Nursing home use in Ohio: Who stays, who pays?

February 3, 2006


  • Shahla Mehdizadeh
  • Ian "Matt" Nelson
  • Robert A. Applebaum
This research brief follows a cohort of nursing home residents over a three-year period-- beginning with their first ever admission to a nursing home --in order to determine their stay patterns and changes in their payment source during the study period. Findings from this study suggest that irrespective of who pays for the nursing home care, almost six out of ten admissions led to a discharge within three months. The discharge patterns continue such that only one in every three and one in every five newly admitted residents remain in the nursing home after six and nine months respectively.
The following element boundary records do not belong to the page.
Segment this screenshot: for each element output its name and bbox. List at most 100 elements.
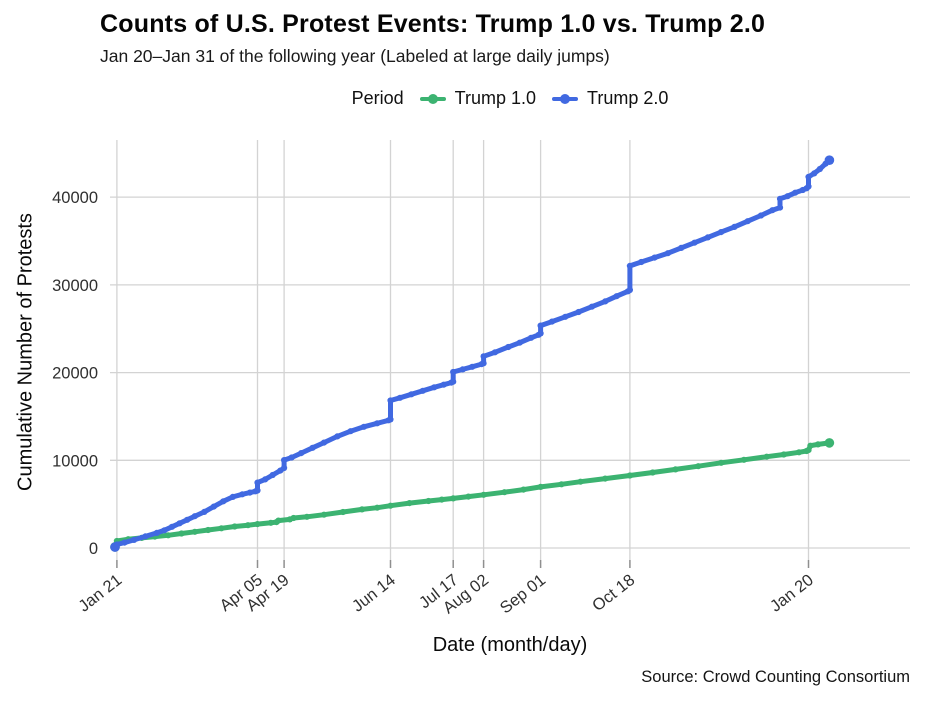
series-point-trump-2-0 [805,183,812,190]
series-point-trump-1-0 [425,497,432,505]
series-point-trump-2-0 [575,308,582,316]
series-point-trump-2-0 [153,529,160,537]
x-tick-label: Sep 01 [497,571,549,617]
series-point-trump-2-0 [491,349,499,356]
series-point-trump-2-0 [334,433,341,440]
legend-key-trump-1-0 [419,90,446,108]
series-end-dot-trump-1-0 [824,438,835,448]
series-point-trump-2-0 [320,439,328,446]
series-point-trump-1-0 [577,478,584,485]
series-point-trump-1-0 [218,525,225,532]
series-point-trump-1-0 [672,466,679,473]
series-point-trump-2-0 [191,513,198,520]
series-point-trump-2-0 [281,464,288,472]
series-point-trump-2-0 [664,250,672,257]
series-point-trump-2-0 [239,491,246,498]
series-point-trump-1-0 [695,463,702,470]
series-point-trump-2-0 [450,368,457,376]
series-point-trump-1-0 [740,456,748,463]
legend-item-trump-1-0: Trump 1.0 [419,88,537,109]
series-point-trump-2-0 [419,387,426,394]
series-point-trump-2-0 [130,536,138,544]
series-point-trump-2-0 [638,258,645,266]
series-point-trump-2-0 [626,262,634,269]
legend-key-dot [560,94,571,104]
series-point-trump-2-0 [387,416,394,423]
series-point-trump-2-0 [718,229,725,236]
series-point-trump-2-0 [161,527,168,534]
y-tick-label: 30000 [52,277,98,295]
series-point-trump-2-0 [602,298,609,305]
legend-title: Period [351,88,404,108]
series-point-trump-1-0 [718,459,725,466]
series-point-trump-2-0 [678,244,685,251]
series-point-trump-1-0 [178,530,185,537]
series-point-trump-2-0 [176,520,183,527]
series-point-trump-2-0 [440,381,447,388]
x-axis-title: Date (month/day) [432,634,588,656]
series-point-trump-1-0 [814,441,822,448]
series-point-trump-1-0 [558,481,565,488]
series-point-trump-1-0 [374,504,381,511]
series-point-trump-2-0 [776,204,784,211]
series-point-trump-2-0 [548,318,556,325]
series-point-trump-2-0 [269,471,276,479]
series-point-trump-2-0 [201,508,208,515]
series-point-trump-1-0 [537,483,544,490]
chart-subtitle: Jan 20–Jan 31 of the following year (Lab… [100,46,610,66]
x-tick-label: Oct 18 [589,571,638,615]
series-point-trump-2-0 [784,193,791,200]
series-point-trump-1-0 [602,475,609,482]
series-point-trump-1-0 [303,513,310,520]
series-point-trump-1-0 [267,519,274,526]
series-point-trump-2-0 [229,493,236,500]
series-point-trump-1-0 [626,472,634,479]
series-point-trump-2-0 [281,457,288,464]
series-point-trump-2-0 [168,523,176,530]
series-point-trump-1-0 [320,511,328,518]
series-point-trump-2-0 [459,366,466,373]
series-point-trump-1-0 [480,491,487,498]
legend-label-trump-2-0: Trump 2.0 [587,88,669,108]
series-line-trump-2-0 [112,157,832,550]
series-point-trump-2-0 [626,286,634,294]
series-point-trump-2-0 [431,384,438,391]
series-point-trump-1-0 [520,486,527,493]
legend-item-trump-2-0: Trump 2.0 [552,88,668,109]
series-point-trump-1-0 [795,449,803,456]
legend-key-trump-2-0 [552,90,579,108]
series-point-trump-2-0 [588,303,596,310]
series-point-trump-1-0 [807,442,814,449]
series-point-trump-1-0 [780,451,787,458]
series-point-trump-2-0 [220,498,227,505]
series-point-trump-2-0 [469,363,476,370]
series-point-trump-2-0 [387,397,394,404]
series-point-trump-2-0 [360,423,367,430]
series-point-trump-2-0 [246,489,253,496]
y-tick-label: 10000 [52,452,98,470]
series-point-trump-2-0 [288,454,295,461]
series-point-trump-1-0 [649,469,656,476]
series-point-trump-2-0 [210,503,217,510]
series-point-trump-2-0 [262,476,269,483]
series-point-trump-1-0 [358,506,366,513]
legend: Period Trump 1.0 Trump 2.0 [110,88,910,109]
series-point-trump-1-0 [763,453,770,460]
series-point-trump-2-0 [537,322,544,329]
series-point-trump-1-0 [254,521,261,528]
series-point-trump-2-0 [184,516,191,523]
series-point-trump-2-0 [651,254,658,261]
series-point-trump-2-0 [480,360,487,367]
series-point-trump-1-0 [450,495,457,502]
series-point-trump-2-0 [254,479,261,486]
series-point-trump-2-0 [769,207,776,214]
series-point-trump-2-0 [121,539,128,546]
x-tick-label: Jan 20 [767,571,817,616]
series-point-trump-2-0 [805,173,812,180]
series-point-trump-2-0 [528,334,535,341]
legend-label-trump-1-0: Trump 1.0 [454,88,537,108]
series-point-trump-2-0 [811,170,818,177]
series-point-trump-2-0 [744,218,751,225]
series-point-trump-2-0 [374,420,381,427]
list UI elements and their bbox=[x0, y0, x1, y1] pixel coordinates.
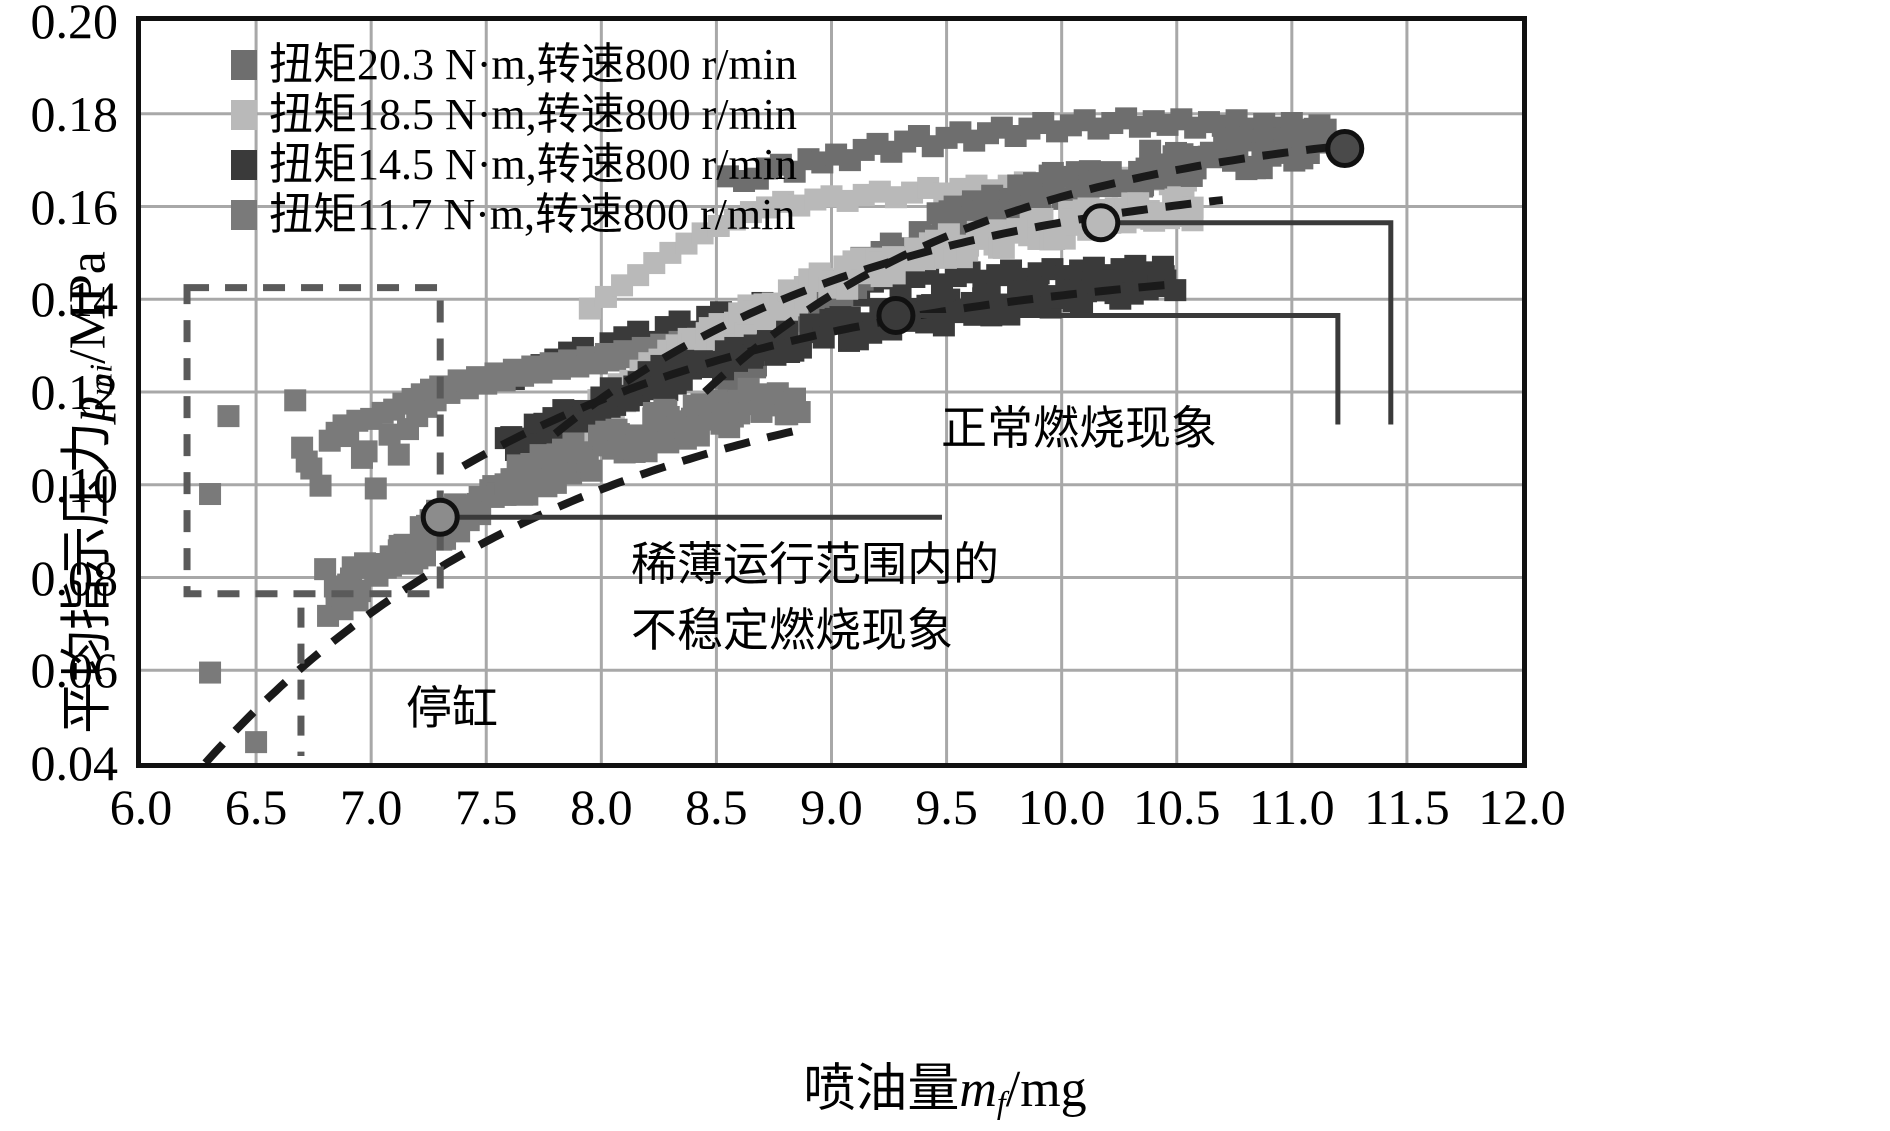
leader-185 bbox=[1100, 220, 1394, 425]
x-tick-9-0: 9.0 bbox=[800, 779, 863, 835]
y-tick-0-06: 0.06 bbox=[30, 642, 119, 699]
legend-swatch-icon bbox=[231, 50, 257, 80]
leader-145 bbox=[895, 312, 1341, 425]
x-tick-6-5: 6.5 bbox=[224, 779, 288, 835]
y-tick-0-14: 0.14 bbox=[30, 271, 119, 328]
x-axis-symbol: m bbox=[959, 1061, 997, 1118]
legend-label: 扭矩20.3 N·m,转速800 r/min bbox=[269, 40, 797, 89]
annotation-lean-line2: 不稳定燃烧现象 bbox=[631, 605, 953, 656]
x-axis-subscript: f bbox=[996, 1084, 1006, 1121]
x-tick-7-0: 7.0 bbox=[339, 779, 403, 835]
trend-lines bbox=[202, 141, 1350, 763]
legend: 扭矩20.3 N·m,转速800 r/min 扭矩18.5 N·m,转速800 r… bbox=[231, 41, 797, 241]
plot-graphics bbox=[141, 21, 1522, 763]
x-axis-label: 喷油量mf/mg bbox=[0, 1046, 1890, 1121]
dashed-region-box bbox=[183, 284, 444, 598]
x-tick-10-0: 10.0 bbox=[1017, 779, 1106, 835]
annotation-normal-combustion: 正常燃烧现象 bbox=[941, 403, 1217, 454]
legend-swatch-icon bbox=[231, 100, 257, 130]
y-tick-0-08: 0.08 bbox=[30, 549, 119, 606]
y-tick-0-20: 0.20 bbox=[30, 0, 119, 49]
x-tick-9-5: 9.5 bbox=[915, 779, 978, 835]
legend-item-2[interactable]: 扭矩14.5 N·m,转速800 r/min bbox=[231, 141, 797, 189]
x-tick-8-0: 8.0 bbox=[570, 779, 633, 835]
y-tick-0-16: 0.16 bbox=[30, 178, 119, 235]
y-tick-0-18: 0.18 bbox=[30, 85, 119, 142]
legend-item-0[interactable]: 扭矩20.3 N·m,转速800 r/min bbox=[231, 41, 797, 89]
x-tick-11-0: 11.0 bbox=[1249, 779, 1335, 835]
callout-leaders bbox=[420, 129, 1394, 537]
x-tick-12-0: 12.0 bbox=[1478, 779, 1566, 835]
x-tick-8-5: 8.5 bbox=[685, 779, 748, 835]
legend-label: 扭矩14.5 N·m,转速800 r/min bbox=[269, 140, 797, 189]
y-tick-0-12: 0.12 bbox=[30, 364, 119, 420]
annotation-cylinder-cut: 停缸 bbox=[406, 683, 498, 734]
legend-label: 扭矩11.7 N·m,转速800 r/min bbox=[269, 190, 796, 239]
x-tick-7-5: 7.5 bbox=[455, 779, 518, 835]
x-tick-10-5: 10.5 bbox=[1133, 779, 1221, 835]
y-tick-0-10: 0.10 bbox=[30, 456, 119, 513]
plot-area: 扭矩20.3 N·m,转速800 r/min 扭矩18.5 N·m,转速800 r… bbox=[136, 16, 1527, 768]
y-tick-0-04: 0.04 bbox=[30, 735, 119, 791]
x-tick-6-0: 6.0 bbox=[109, 779, 173, 835]
x-axis-unit: /mg bbox=[1005, 1061, 1087, 1118]
legend-swatch-icon bbox=[231, 150, 257, 180]
annotation-lean-line1: 稀薄运行范围内的 bbox=[631, 539, 999, 590]
x-axis-label-cn: 喷油量 bbox=[803, 1061, 960, 1118]
legend-item-1[interactable]: 扭矩18.5 N·m,转速800 r/min bbox=[231, 91, 797, 139]
plot-inner bbox=[141, 21, 1522, 763]
x-tick-11-5: 11.5 bbox=[1364, 779, 1450, 835]
legend-label: 扭矩18.5 N·m,转速800 r/min bbox=[269, 90, 797, 139]
legend-swatch-icon bbox=[231, 200, 257, 230]
legend-item-3[interactable]: 扭矩11.7 N·m,转速800 r/min bbox=[231, 191, 797, 239]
This study also indicates that the discharge rate was higher among Medicare and private pay residents compared to Medicaid residents. By the end of the first year, one-third of those residents who were initially private payers and who were still in a nursing home came to rely on Medicaid to pay for their care. The proportion of residents switching to Medicaid increased to over one-half by the end of second year and to two-thirds by the end of the third year. However, this proportion at the end of the third year accounts for only 5% of all those who were initially admitted as private pay residents. With the expansion of long-term care options, it appears that individuals with long-term care needs limit their nursing home use either to short-term care or to longer stays (when all other settings are inadequate). Many residents continue to pay for their nursing home care privately as long as their stay is not exceedingly long.